Primary Submission Category: Health care/services
Explainable Machine Learning Insights into Multi-Level Social Determinants of Treatment Refusal Among HPV-Associated Cancer Patients
Authors: Ryan Suk, Maryam Kheirandish,
Presenting Author: Ryan Suk*
Purpose: This study employs machine learning and SHAP (SHapley Additive exPlanations) values to examine the predictive impact of multi-level social determinants of health (SDoH) and clinical factors on the refusal of recommended treatment among HPV-associated cancer patients.
Method: A retrospective analysis was conducted using the SEER-Medicare data (2004–2017) for cervical, vaginal, vulvar, penile, anal, and oropharyngeal cancers. We incorporated individual-level socio-demographic (age, sex, race and ethnicity, marital status, insurance) and clinical factors (cancer site and stage, comorbidity) as well as zip code-level factors (education, income), census-tract-level poverty, and county-level rural-urban status. The XGBoost (eXtreme Gradient Boosting) classifier predicted treatment refusal, addressing class imbalance with adaptive synthetic (ADASYN) sampling approach.
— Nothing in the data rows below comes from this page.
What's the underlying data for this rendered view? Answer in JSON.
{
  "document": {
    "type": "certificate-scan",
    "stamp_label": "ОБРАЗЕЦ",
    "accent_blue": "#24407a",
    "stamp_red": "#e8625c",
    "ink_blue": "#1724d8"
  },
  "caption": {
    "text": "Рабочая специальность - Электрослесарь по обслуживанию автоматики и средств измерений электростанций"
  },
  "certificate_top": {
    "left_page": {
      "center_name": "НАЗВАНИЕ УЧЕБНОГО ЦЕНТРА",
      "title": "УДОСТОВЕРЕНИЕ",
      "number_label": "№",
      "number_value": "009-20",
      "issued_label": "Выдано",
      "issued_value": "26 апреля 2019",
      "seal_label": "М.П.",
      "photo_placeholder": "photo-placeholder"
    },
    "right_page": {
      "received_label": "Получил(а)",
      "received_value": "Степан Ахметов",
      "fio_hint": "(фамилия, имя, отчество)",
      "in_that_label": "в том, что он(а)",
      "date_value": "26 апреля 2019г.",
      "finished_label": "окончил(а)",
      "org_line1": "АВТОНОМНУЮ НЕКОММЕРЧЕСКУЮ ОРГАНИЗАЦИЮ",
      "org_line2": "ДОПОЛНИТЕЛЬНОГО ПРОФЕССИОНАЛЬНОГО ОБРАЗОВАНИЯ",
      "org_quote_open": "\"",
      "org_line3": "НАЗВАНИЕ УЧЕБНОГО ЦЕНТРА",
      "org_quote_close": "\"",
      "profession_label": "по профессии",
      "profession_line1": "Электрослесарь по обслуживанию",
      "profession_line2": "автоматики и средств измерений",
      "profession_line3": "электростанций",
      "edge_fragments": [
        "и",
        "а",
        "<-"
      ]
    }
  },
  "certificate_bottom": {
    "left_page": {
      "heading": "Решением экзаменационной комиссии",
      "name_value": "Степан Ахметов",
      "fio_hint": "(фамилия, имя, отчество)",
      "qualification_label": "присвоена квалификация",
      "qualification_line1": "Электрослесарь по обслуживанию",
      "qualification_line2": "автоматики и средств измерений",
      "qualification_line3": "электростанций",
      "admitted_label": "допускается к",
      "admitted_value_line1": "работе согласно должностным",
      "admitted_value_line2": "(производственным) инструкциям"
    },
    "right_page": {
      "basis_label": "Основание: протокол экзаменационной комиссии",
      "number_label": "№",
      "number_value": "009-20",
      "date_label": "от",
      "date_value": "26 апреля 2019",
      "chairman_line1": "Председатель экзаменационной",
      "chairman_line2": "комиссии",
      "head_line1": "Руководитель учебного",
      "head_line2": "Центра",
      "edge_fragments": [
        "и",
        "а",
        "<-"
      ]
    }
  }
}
Model performance was evaluated using SHAP values.
Results: The cohort included 67,421 patients. The model achieved 98% accuracy, with F1 scores of 0.67 (radiotherapy refusal) and 0.72 (surgery refusal). Key predictors of radiotherapy refusal included cancer stage, cancer site, area-level income, comorbidity, race, and state of residence. Surgery refusal was influenced by age, cancer stage, marital status, insurance, cancer site, and area-level factors such as poverty, education, and income. Patients with localized malignancies, cervical or oropharyngeal cancer, aged 65–75, and living in areas with <20% poverty were more likely to refuse radiotherapy. Surgery refusals were more common among younger patients, those with in-situ or localized malignancies, and those in areas with low-income or low-education levels.
Conclusion: These findings highlight the role of multi-level SDoH in treatment decisions and can guide tailored interventions and policies to improve equitable cancer care. Personalizing approaches based on key predictors may help reduce disparities and improve HPV-associated cancer outcomes.